Another risk is a return to austerity, even if it seems unlikely now. JPMorgan recently predicted a fiscal thrust of 3.3 per cent of GDP this year and 1.5 per cent drag next year.

U.S. senators have put the brakes on a US$3-trillion fiscal package that was approved by lower house lawmakers. China’s government has ruled out a return to the kind of large scale stimulus it rolled out after the global financial crisis, preferring to keep a lid on rising debt.

Still, because the crisis meant economies were forced into shutdown, much of the emergency response so far has been less about driving growth and more about avoiding total collapse. It’s that dynamic which is leaving governments with little option but to borrow harder.

“We shouldn’t look at the positive immediate growth impact of the opening up process as being the rate of growth that may last,” said David Mann, chief economist for Standard Chartered Plc.

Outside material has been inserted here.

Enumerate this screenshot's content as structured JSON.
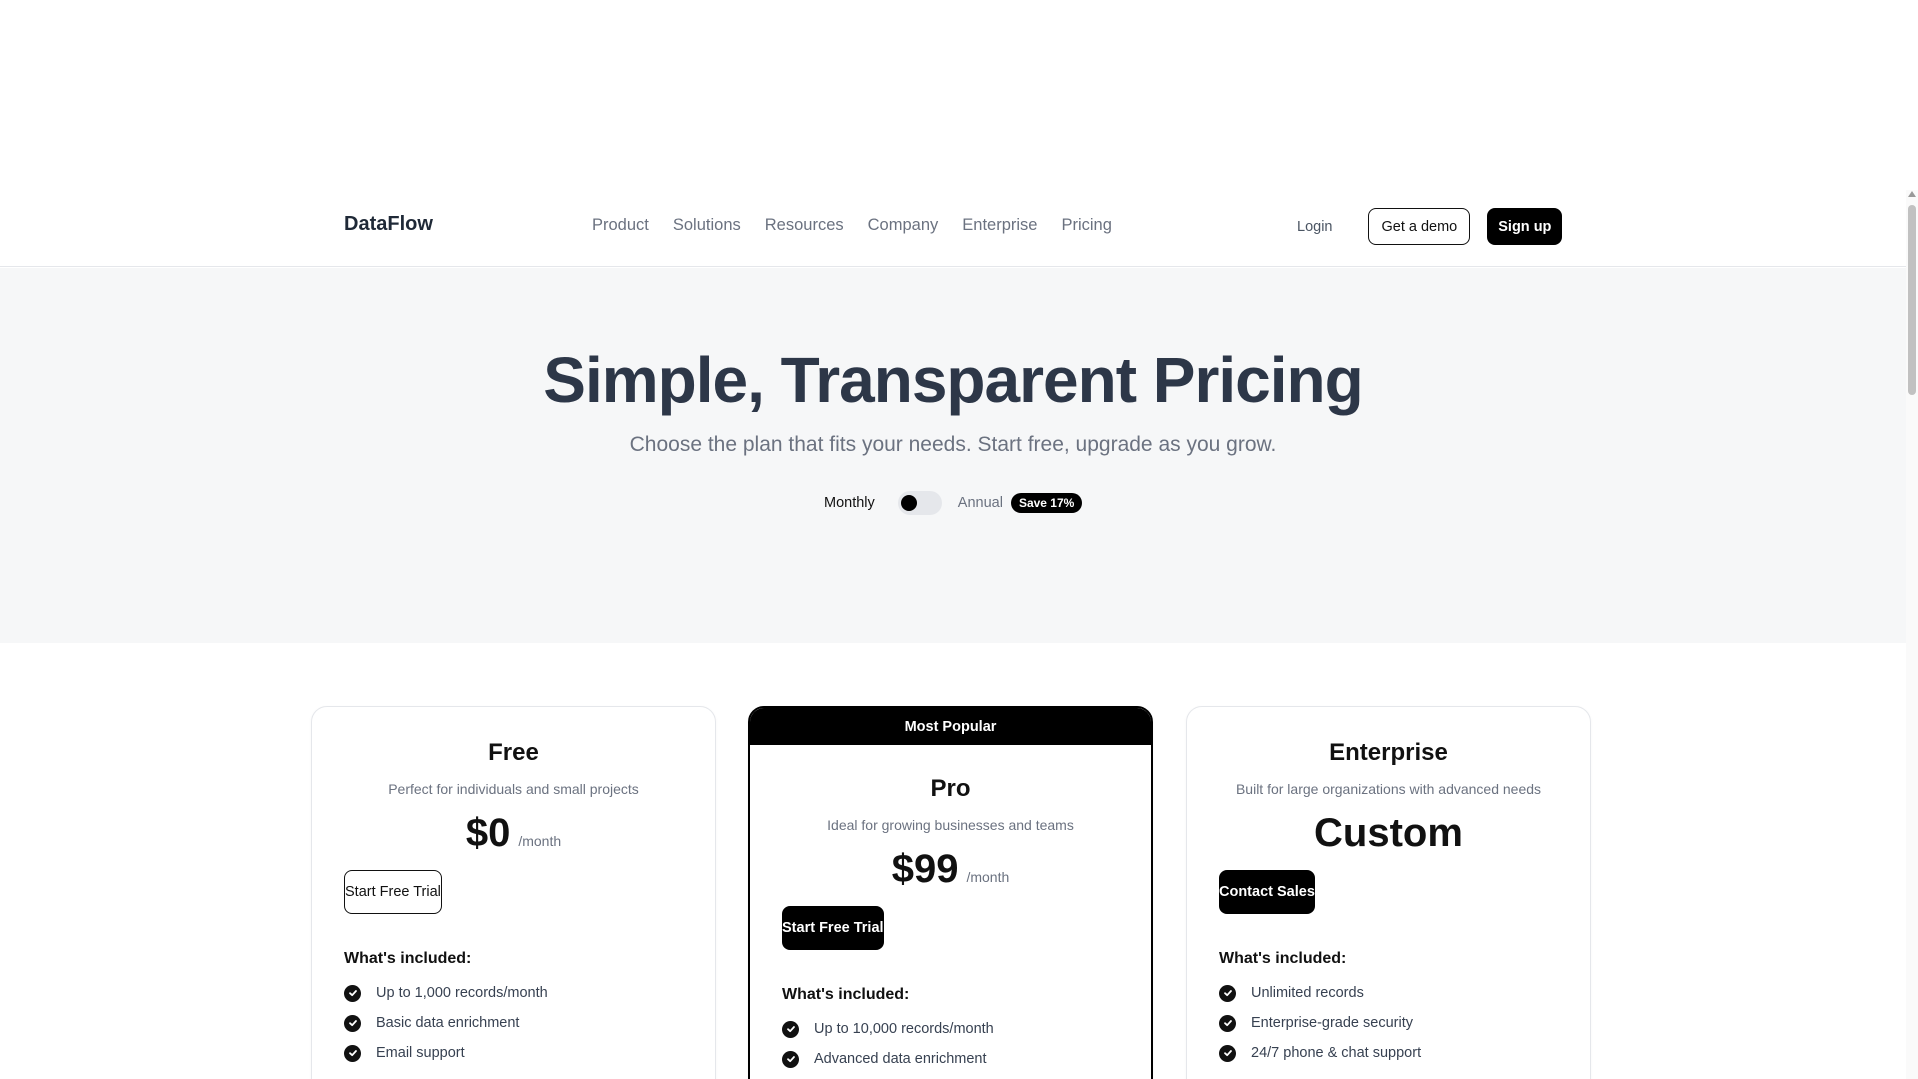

Creating jobs will be mission critical to cementing any upswing. That will need support for firms to retrain employees, incentives to hire older workers and for governments to continue with wage subsidies. More than one in six people have stopped working since the onset of the crisis, according to the International Labour Organization, which in April estimated more than 1 billion workers were at high risk of a pay cut or losing their job.

“A faster job market recovery will speed up the economic healing and reduce the risk from widening income inequality and social stress,” said Chua Hak Bin, senior economist at Maybank Kim Eng Research Pte.

Ultimately, the rescue of economies will go well beyond quantitative solutions and into the realm of story telling too, as policy makers will need to inject confidence back into wary consumers and executives, said Stephen Jen, who runs hedge fund and advisory firm Eurizon SLJ Capital in London.

“Human psychology is the same and is now as important as the mechanics of delivering the fiscal stimuli themselves,” he said.